In his How to Take Your WordPress Site Security to the Next Level online presentation at the Rochester WordPress Users Meetup, senior software engineer (and my friend) Chris Wiegman, shared practical advice and actionable steps sites owners can take to protect their sites from attackers.
While the focus was on WordPress sites, many tips Chris shared apply to every site on the web.
As well as anyone who uses the web.
What I liked most about Chris’s talk: he didn’t only focus on website protection.
Chris emphasized the importance of making sure your:
- Digital devices
- Operating systems
- Internet Service Provider connection
- Domain name server configuration
- Digital tools you use on your site
You want to protect your data, privacy, and the people who visit your website.
He recommended site owners think beyond only site security and consider all the other ways to improve security.
Here are my takeaways from Chris’s presentation.

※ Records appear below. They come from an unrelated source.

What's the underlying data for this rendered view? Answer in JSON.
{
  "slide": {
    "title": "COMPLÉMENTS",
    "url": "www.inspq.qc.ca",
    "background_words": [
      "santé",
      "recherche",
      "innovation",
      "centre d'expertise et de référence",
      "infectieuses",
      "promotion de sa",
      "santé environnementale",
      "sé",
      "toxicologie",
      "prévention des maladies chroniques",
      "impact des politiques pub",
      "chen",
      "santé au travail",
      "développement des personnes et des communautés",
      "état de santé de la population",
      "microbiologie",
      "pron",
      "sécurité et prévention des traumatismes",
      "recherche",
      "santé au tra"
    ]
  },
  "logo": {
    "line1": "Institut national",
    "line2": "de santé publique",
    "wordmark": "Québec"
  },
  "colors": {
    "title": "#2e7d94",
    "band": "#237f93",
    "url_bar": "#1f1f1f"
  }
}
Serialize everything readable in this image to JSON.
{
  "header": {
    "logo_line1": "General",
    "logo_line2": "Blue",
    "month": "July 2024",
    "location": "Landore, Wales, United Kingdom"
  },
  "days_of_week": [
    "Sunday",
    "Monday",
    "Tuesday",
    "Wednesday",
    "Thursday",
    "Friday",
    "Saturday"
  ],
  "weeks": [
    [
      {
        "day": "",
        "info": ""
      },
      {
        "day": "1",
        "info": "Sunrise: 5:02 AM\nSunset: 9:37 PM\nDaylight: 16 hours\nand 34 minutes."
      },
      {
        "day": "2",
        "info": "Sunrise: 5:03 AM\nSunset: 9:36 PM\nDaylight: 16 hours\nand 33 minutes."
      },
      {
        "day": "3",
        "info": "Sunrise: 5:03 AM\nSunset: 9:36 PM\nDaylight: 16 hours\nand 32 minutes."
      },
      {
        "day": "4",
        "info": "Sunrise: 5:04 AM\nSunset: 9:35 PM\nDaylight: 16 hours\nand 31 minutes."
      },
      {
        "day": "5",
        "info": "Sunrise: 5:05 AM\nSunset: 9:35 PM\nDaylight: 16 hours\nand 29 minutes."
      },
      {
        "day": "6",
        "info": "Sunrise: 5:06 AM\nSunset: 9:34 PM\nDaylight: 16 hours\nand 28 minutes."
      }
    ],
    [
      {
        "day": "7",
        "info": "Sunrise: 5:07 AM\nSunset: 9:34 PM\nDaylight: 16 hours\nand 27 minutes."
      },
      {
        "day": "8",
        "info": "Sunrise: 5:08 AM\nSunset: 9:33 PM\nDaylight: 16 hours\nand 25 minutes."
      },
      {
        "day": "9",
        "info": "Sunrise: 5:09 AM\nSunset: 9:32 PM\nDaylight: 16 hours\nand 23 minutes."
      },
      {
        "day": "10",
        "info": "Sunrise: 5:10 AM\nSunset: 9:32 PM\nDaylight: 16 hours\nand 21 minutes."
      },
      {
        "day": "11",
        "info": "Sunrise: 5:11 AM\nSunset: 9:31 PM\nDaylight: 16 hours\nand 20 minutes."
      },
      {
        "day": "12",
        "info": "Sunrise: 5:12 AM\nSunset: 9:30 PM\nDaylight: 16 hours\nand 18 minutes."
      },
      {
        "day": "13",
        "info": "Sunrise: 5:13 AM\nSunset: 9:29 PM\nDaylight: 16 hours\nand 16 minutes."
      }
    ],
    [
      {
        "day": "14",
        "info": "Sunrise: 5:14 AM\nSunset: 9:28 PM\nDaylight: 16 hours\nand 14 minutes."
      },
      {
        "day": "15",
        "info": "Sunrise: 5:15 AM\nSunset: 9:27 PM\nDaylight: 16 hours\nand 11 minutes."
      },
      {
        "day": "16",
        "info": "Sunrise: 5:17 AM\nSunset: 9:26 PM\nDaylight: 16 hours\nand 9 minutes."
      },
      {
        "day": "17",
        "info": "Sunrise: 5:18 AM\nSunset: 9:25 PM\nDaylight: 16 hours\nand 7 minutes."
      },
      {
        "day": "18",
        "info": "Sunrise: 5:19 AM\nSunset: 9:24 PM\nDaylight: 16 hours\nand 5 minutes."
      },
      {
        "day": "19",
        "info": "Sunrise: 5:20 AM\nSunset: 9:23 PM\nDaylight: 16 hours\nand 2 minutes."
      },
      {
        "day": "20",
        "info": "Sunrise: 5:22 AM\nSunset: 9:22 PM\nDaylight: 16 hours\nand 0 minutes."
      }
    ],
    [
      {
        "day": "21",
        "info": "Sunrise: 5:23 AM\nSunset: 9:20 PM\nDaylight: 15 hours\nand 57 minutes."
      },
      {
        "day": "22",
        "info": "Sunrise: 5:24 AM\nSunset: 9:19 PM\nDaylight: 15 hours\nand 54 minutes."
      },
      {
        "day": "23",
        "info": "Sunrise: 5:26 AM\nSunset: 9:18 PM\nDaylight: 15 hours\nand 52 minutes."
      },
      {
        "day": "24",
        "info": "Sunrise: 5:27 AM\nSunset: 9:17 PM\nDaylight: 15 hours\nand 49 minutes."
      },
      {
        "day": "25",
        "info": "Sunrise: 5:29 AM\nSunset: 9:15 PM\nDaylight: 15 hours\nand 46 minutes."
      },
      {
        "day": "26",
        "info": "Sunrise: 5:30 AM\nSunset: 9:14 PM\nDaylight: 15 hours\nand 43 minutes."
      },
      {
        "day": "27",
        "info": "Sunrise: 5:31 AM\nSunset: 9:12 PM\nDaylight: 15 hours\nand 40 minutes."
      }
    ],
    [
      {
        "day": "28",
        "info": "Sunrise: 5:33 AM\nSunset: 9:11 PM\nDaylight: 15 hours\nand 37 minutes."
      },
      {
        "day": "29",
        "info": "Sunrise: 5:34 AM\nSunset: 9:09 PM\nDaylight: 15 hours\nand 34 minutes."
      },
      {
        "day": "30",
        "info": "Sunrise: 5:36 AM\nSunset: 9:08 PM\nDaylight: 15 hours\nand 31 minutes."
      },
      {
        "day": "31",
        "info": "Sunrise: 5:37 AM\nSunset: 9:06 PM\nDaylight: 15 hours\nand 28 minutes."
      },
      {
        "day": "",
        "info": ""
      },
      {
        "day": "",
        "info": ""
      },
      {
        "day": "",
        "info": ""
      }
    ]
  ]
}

How to Take Your WordPress Site Security to the Next Level
- Think of security as three layers: network (Internet traffic before it reaches your site), server (your web host and the technology the web host uses for storing, processing, and displaying your site), and application (what runs on your sites)
- Keep your computer secure: do you have a firewall? Are you using disk encryption?
- If you haven’t already, set up a Virtual Private Netwok (VPN) to encrypt traffic between your computer and services.
- Use unique passwords for every site. Recommendation: use a password manager manage your passwords. And make sure you use two factor authentication (2FA). His recommendation: hardware keys like Yubikey.
- Protect information on your computer/laptop monitor: use a privacy screen. Especially helpful when you’re working in a coffee shop, airport, or at a meetup. Privacy screens are standard size for Macs, but for other laptops/computers, you’ll need to check the size of your monitor.
- Use https, make sure your site is using SSL to encrypt browser’s connection with your site. Most web hosts offer SSL certificates with hosting. Check on the type of SSL certificate offered.
- Upgrade your DNS (domain name server) to protect against cross-site scripting and cross-site request forgery. One option: NextDNS, which prevents your Internet Service Provider from seeing sites you visit and blocks ads.
- In your domain records, increase your TTL (Time to Live) for your domains to 24 hours or more. Which protects someone from
- Detection and recovery are crucial for maintaining a secure site.
- Avoid using FTP (File Transfer Protocol), which passes login credentials unencrypted. Instead use SSH (Secure Shell Protocol) or SFTP (Secure FTP) to encrypt your connection. Depending on your web host, this may be set up automatically for you. Or you may need to request it.
- Stay aware and keep updated on WordPress security issues. Know when plugins, themes, or core WordPress have a problem by subscribing to WP Security Bloggers or the Wordfence blog.
- Review automatic update settings for WordPress and plugins in your site and web host setup
- Plugins like Wordfence, iThemes Security, and Stream can track user actions and identify issues on your site. But don’t rely only on plugins. Review your site performance, content, traffic spikes, user problems regularly.
- Use external tools to watch your site and report problems; they run independently of your site: Jetpack, New Relic, Google Search Console.
- Take regular automated backups of your site. And verify the backups work. (Note: don’t store backups on your site.)
- When/if your site gets hacked, know who to call. (Personal note: I’ve relied on Sucuri in the past.)
Chris graciously posted the link to his presentation slides.
My thanks to the Rochester WordPress Users Group for hosting Chris and providing a livestream of the presentation.